Generate CSR using the private key store on Google HSM

Question

I want to generate CSR using the keys which are stored on Google KMS. I have generate the keys but not sure how to generate CSR.

I have found samples on GO and Python but I have no idea about these languages.
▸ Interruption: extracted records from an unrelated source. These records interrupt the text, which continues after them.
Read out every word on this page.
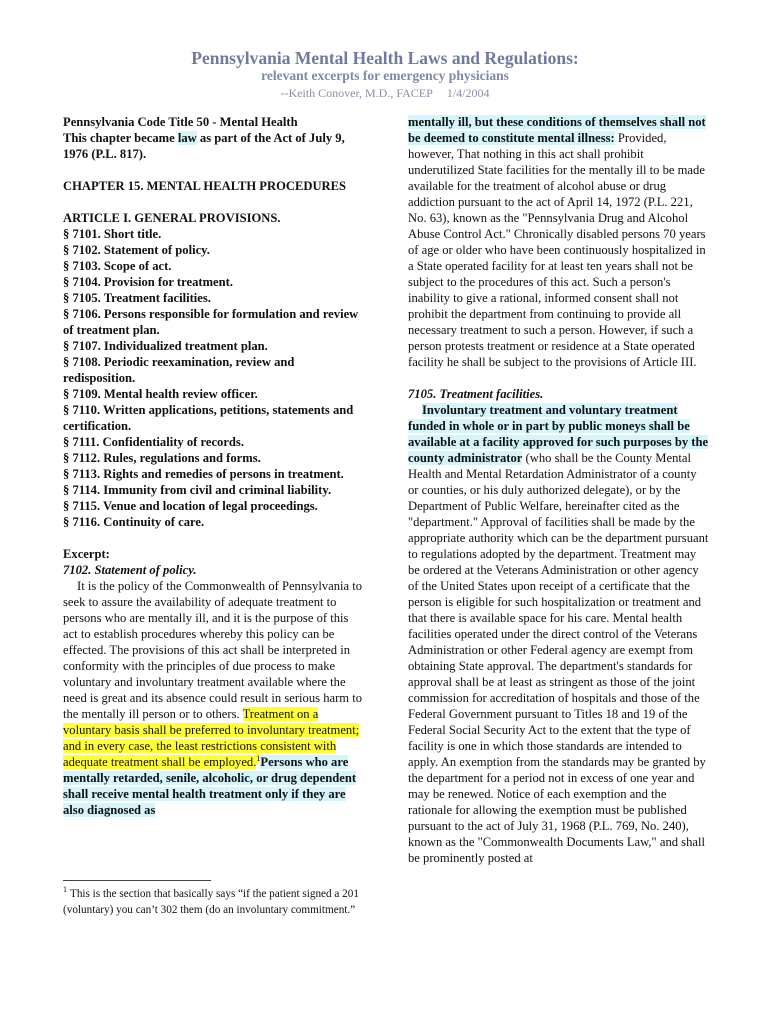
Pennsylvania Mental Health Laws and Regulations:
relevant excerpts for emergency physicians
--Keith Conover, M.D., FACEP 1/4/2004
Pennsylvania Code Title 50 - Mental Health
This chapter became law as part of the Act of July 9, 1976 (P.L. 817).
CHAPTER 15. MENTAL HEALTH PROCEDURES
ARTICLE I. GENERAL PROVISIONS.
§ 7101. Short title.
§ 7102. Statement of policy.
§ 7103. Scope of act.
§ 7104. Provision for treatment.
§ 7105. Treatment facilities.
§ 7106. Persons responsible for formulation and review of treatment plan.
§ 7107. Individualized treatment plan.
§ 7108. Periodic reexamination, review and redisposition.
§ 7109. Mental health review officer.
§ 7110. Written applications, petitions, statements and certification.
§ 7111. Confidentiality of records.
§ 7112. Rules, regulations and forms.
§ 7113. Rights and remedies of persons in treatment.
§ 7114. Immunity from civil and criminal liability.
§ 7115. Venue and location of legal proceedings.
§ 7116. Continuity of care.
Excerpt:
7102. Statement of policy.
It is the policy of the Commonwealth of Pennsylvania to seek to assure the availability of adequate treatment to persons who are mentally ill, and it is the purpose of this act to establish procedures whereby this policy can be effected. The provisions of this act shall be interpreted in conformity with the principles of due process to make voluntary and involuntary treatment available where the need is great and its absence could result in serious harm to the mentally ill person or to others. Treatment on a voluntary basis shall be preferred to involuntary treatment; and in every case, the least restrictions consistent with adequate treatment shall be employed.$^1$Persons who are mentally retarded, senile, alcoholic, or drug dependent shall receive mental health treatment only if they are also diagnosed as
$^1$ This is the section that basically says “if the patient signed a 201 (voluntary) you can’t 302 them (do an involuntary commitment.”
mentally ill, but these conditions of themselves shall not be deemed to constitute mental illness: Provided, however, That nothing in this act shall prohibit underutilized State facilities for the mentally ill to be made available for the treatment of alcohol abuse or drug addiction pursuant to the act of April 14, 1972 (P.L. 221, No. 63), known as the "Pennsylvania Drug and Alcohol Abuse Control Act." Chronically disabled persons 70 years of age or older who have been continuously hospitalized in a State operated facility for at least ten years shall not be subject to the procedures of this act. Such a person's inability to give a rational, informed consent shall not prohibit the department from continuing to provide all necessary treatment to such a person. However, if such a person protests treatment or residence at a State operated facility he shall be subject to the provisions of Article III.
7105. Treatment facilities.
Involuntary treatment and voluntary treatment funded in whole or in part by public moneys shall be available at a facility approved for such purposes by the county administrator (who shall be the County Mental Health and Mental Retardation Administrator of a county or counties, or his duly authorized delegate), or by the Department of Public Welfare, hereinafter cited as the "department." Approval of facilities shall be made by the appropriate authority which can be the department pursuant to regulations adopted by the department. Treatment may be ordered at the Veterans Administration or other agency of the United States upon receipt of a certificate that the person is eligible for such hospitalization or treatment and that there is available space for his care. Mental health facilities operated under the direct control of the Veterans Administration or other Federal agency are exempt from obtaining State approval. The department's standards for approval shall be at least as stringent as those of the joint commission for accreditation of hospitals and those of the Federal Government pursuant to Titles 18 and 19 of the Federal Social Security Act to the extent that the type of facility is one in which those standards are intended to apply. An exemption from the standards may be granted by the department for a period not in excess of one year and may be renewed. Notice of each exemption and the rationale for allowing the exemption must be published pursuant to the act of July 31, 1968 (P.L. 769, No. 240), known as the "Commonwealth Documents Law," and shall be prominently posted at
I have try to do it on google cloud console but getting an error when try to run below command ( masking my csr data ).

Command

openssl req -new -subj '/E={yourEmail}/CN={companyName}/O={companyName}/' -sha256 -engine pkcs11 -keyform engine -key pkcs11:object={keyName}

Error logs

Invalid engine "pkcs11"
40570CD7CE7C0000:error:12800067:DSO support routines:dlfcn_load:could not load the shared library:../crypto/dso/dso_dlfcn.c:118:filename(/usr/lib/x86_64-linux-gnu/engines-3/pkcs11.so): /usr/lib/x86_64-linux-gnu/engines-3/pkcs11.so: cannot open shared object file: No such file or directory
40570CD7CE7C0000:error:12800067:DSO support routines:DSO_load:could not load the shared library:../crypto/dso/dso_lib.c:152:
40570CD7CE7C0000:error:13000084:engine routines:dynamic_load:dso not found:../crypto/engine/eng_dyn.c:422:
40570CD7CE7C0000:error:13000074:engine routines:ENGINE_by_id:no such engine:../crypto/engine/eng_list.c:430:id=pkcs11
40570CD7CE7C0000:error:12800067:DSO support routines:dlfcn_load:could not load the shared library:../crypto/dso/dso_dlfcn.c:118:filename(libpkcs11.so): libpkcs11.so: cannot open shared object file: No such file or directory
40570CD7CE7C0000:error:12800067:DSO support routines:DSO_load:could not load the shared library:../crypto/dso/dso_lib.c:152:
40570CD7CE7C0000:error:13000084:engine routines:dynamic_load:dso not found:../crypto/engine/eng_dyn.c:422:
No engine specified for loading private key
No filename or uri specified for loading private key

Answer 1

I had the same issue, and this saved my day: https://github.com/icedevml/kms-csr-tool/tree/master

You need to install Docker at your machine, run it and execute the following commands at your terminal:

# ensure to delete old stale versions
docker image rm ghcr.io/icedevml/kms-csr-tool:master
# run the tool
docker run -it ghcr.io/icedevml/kms-csr-tool:master

Follow the instructions that will appear:

1. Click on the link provided by the terminal and authenticate with Google Cloud Platform.
2. Paste the authorization code into the terminal and press Enter.
3. You must enter the key details, like: project ID, location, key ring name and key name.
4. Enter the information needed to generate the CSR file (country, state, organization, etc.).
5. The content of your CSR file will appear at the terminal. Copy it and save into a file.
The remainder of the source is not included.